Les expériences d'une volée pilote se confirmeront-elles? La tendance observée cette fin de 6e année scolaire sur 1000 élèves de 12 établissements passés par le cycle de transition 5-6 d'Ecole vaudoise en mutation (EVM) est en tout cas plutôt rassurante: rien n'a bougé, ou si peu; 35,3% d'entre eux prennent la voie secondaire de baccalauréat (ancienne division prégymnasiale) (+2,9% par rapport à la moyenne calculée de 1993 à 1997); 34,6% suivront la voie secondaire générale (ancienne division supérieure), qui reste stable (+0,6%), et 28,8% fréquenteront la voie secondaire à options (ancienne division terminale) (–3,3%). Quant aux parents d'élèves, associés au choix de la filière, les enseignants observent une «plus grande implication de leur part et peut-être plus de confiance». La cheffe du Département cantonal de la formation et de la jeunesse, Francine Jeanprêtre, y voit un premier succès pour EVM, la réforme scolaire initiée par son prédécesseur Jean Jacques Schwaab: «Il est donc possible d'orienter plus d'élèves vers la voie supérieure. Je souhaiterais savoir si l'on a réussi à promouvoir les capacités propres de l'enfant pour transcender les origines sociales. Les enfants d'immigrés ont-ils été stimulés? Cela mérite une étude sociologique. Je sens en tout cas un enthousiasme pour EVM.»
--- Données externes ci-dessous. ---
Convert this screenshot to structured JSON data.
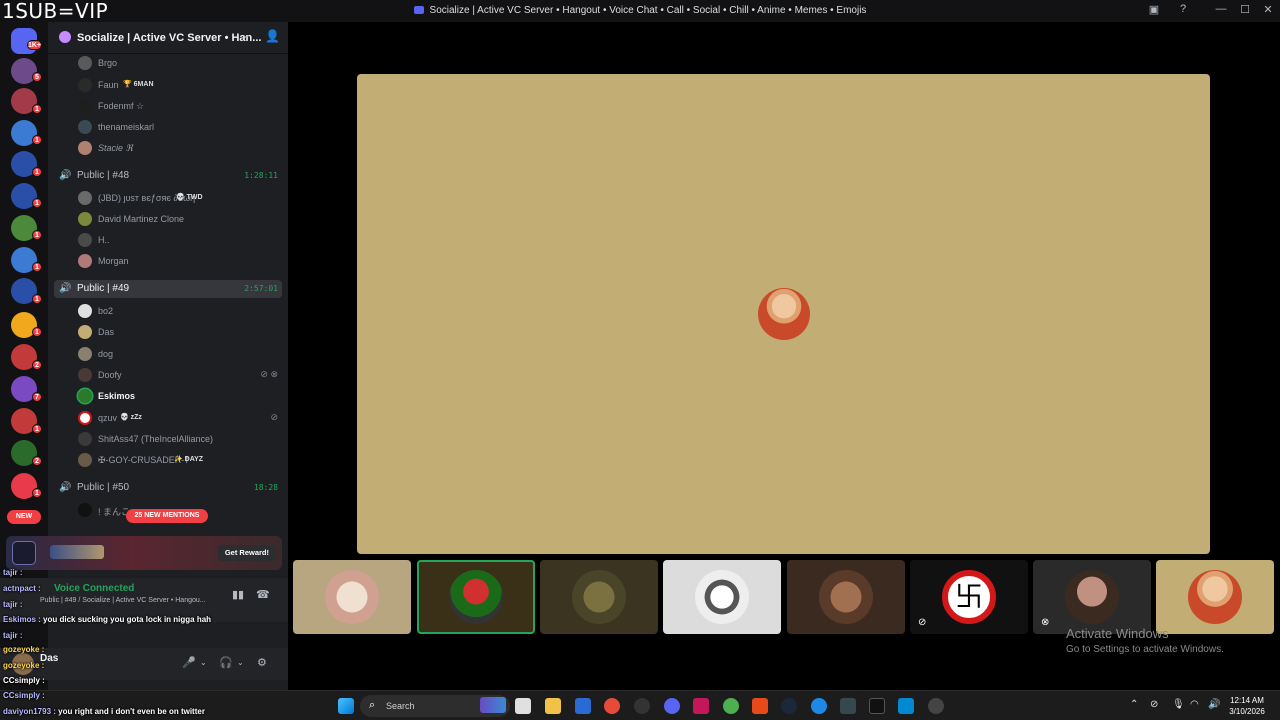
{
  "overlay_banner": "1SUB=VIP",
  "window": {
    "title": "Socialize | Active VC Server • Hangout • Voice Chat • Call • Social • Chill • Anime • Memes • Emojis",
    "controls": [
      "—",
      "☐",
      "✕"
    ]
  },
  "rail": {
    "home_badge": "1K+",
    "badges": [
      "5",
      "1",
      "1",
      "1",
      "1",
      "1",
      "1",
      "1",
      "1",
      "2",
      "7",
      "1",
      "2",
      "1"
    ],
    "new_label": "NEW"
  },
  "server": {
    "name": "Socialize | Active VC Server • Han...",
    "accent": "#c68bff"
  },
  "channels": [
    {
      "name": "",
      "users": [
        {
          "name": "Brgo"
        },
        {
          "name": "Faun",
          "tag": "🏆 6MAN"
        },
        {
          "name": "Fodenmf ☆"
        },
        {
          "name": "thenameiskarl"
        },
        {
          "name": "Stacie ℜ"
        }
      ]
    },
    {
      "name": "Public | #48",
      "timer": "1:28:11",
      "users": [
        {
          "name": "(JBD) ȷυsт вєƒσяє ∂αωη",
          "tag": "💀 TWD"
        },
        {
          "name": "David Martinez Clone"
        },
        {
          "name": "H.."
        },
        {
          "name": "Morgan"
        }
      ]
    },
    {
      "name": "Public | #49",
      "timer": "2:57:01",
      "selected": true,
      "users": [
        {
          "name": "bo2"
        },
        {
          "name": "Das"
        },
        {
          "name": "dog"
        },
        {
          "name": "Doofy",
          "state": "⊘ ⊗"
        },
        {
          "name": "Eskimos",
          "active": true
        },
        {
          "name": "qzuv",
          "tag": "💀 zZz",
          "state": "⊘"
        },
        {
          "name": "ShitAss47 (TheIncelAlliance)"
        },
        {
          "name": "✠-GOY-CRUSADER-☨",
          "tag": "✨ DAYZ"
        }
      ]
    },
    {
      "name": "Public | #50",
      "timer": "18:28",
      "users": [
        {
          "name": "! まんこ"
        }
      ]
    }
  ],
  "mentions_pill": "25 NEW MENTIONS",
  "promo": {
    "button": "Get Reward!"
  },
  "voice_panel": {
    "status": "Voice Connected",
    "channel": "Public | #49 / Socialize | Active VC Server • Hangou..."
  },
  "user_panel": {
    "username": "Das"
  },
  "chat_overlay": [
    {
      "user": "tajir :",
      "msg": "",
      "style": ""
    },
    {
      "user": "actnpact :",
      "msg": "",
      "style": ""
    },
    {
      "user": "tajir :",
      "msg": "",
      "style": ""
    },
    {
      "user": "Eskimos :",
      "msg": "you dick sucking you gota lock in nigga hah",
      "style": ""
    },
    {
      "user": "tajir :",
      "msg": "",
      "style": ""
    },
    {
      "user": "gozeyoke :",
      "msg": "",
      "style": "y"
    },
    {
      "user": "gozeyoke :",
      "msg": "",
      "style": "y"
    },
    {
      "user": "CCsimply :",
      "msg": "",
      "style": ""
    },
    {
      "user": "CCsimply :",
      "msg": "",
      "style": ""
    },
    {
      "user": "daviyon1793 :",
      "msg": "you right and i don't even be on twitter",
      "style": ""
    }
  ],
  "activate_windows": {
    "heading": "Activate Windows",
    "sub": "Go to Settings to activate Windows."
  },
  "taskbar": {
    "search_placeholder": "Search",
    "time": "12:14 AM",
    "date": "3/10/2026"
  }
}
Plus circonspect, le président de la Société pédagogique vaudoise (SVP), Philippe Martinet, estime que d'aussi légères variations ne constituent pas une tendance. «J'observe une stabilité de la répartition égale entre les trois filières. L'on peut en déduire que le système est toujours aussi sélectif, ou remarquer qu'EVM n'a pas suscité le «tous à l'université» que ses détracteurs redoutaient». Pour cet enseignant, l'orientation des élèves en fin de cycle de transition est bien moins intéressante que l'état de ceux-ci. «Le plaisir des enfants à l'issue de ces deux ans contraste avec le spectacle de certains jeunes démolis à l'issue de l'ex-cinquième année. Je les sens plus autonomes, plus aptes à s'auto-évaluer ou à travailler en équipe. C'est à ce titre que je parlerais du succès d'EVM.» La connaissance des matières sera-t-elle aussi solide? L'an prochain, tous les petits Vaudois de cet âge auront traversé le cycle 5-6. Leurs résultats seront plus significatifs.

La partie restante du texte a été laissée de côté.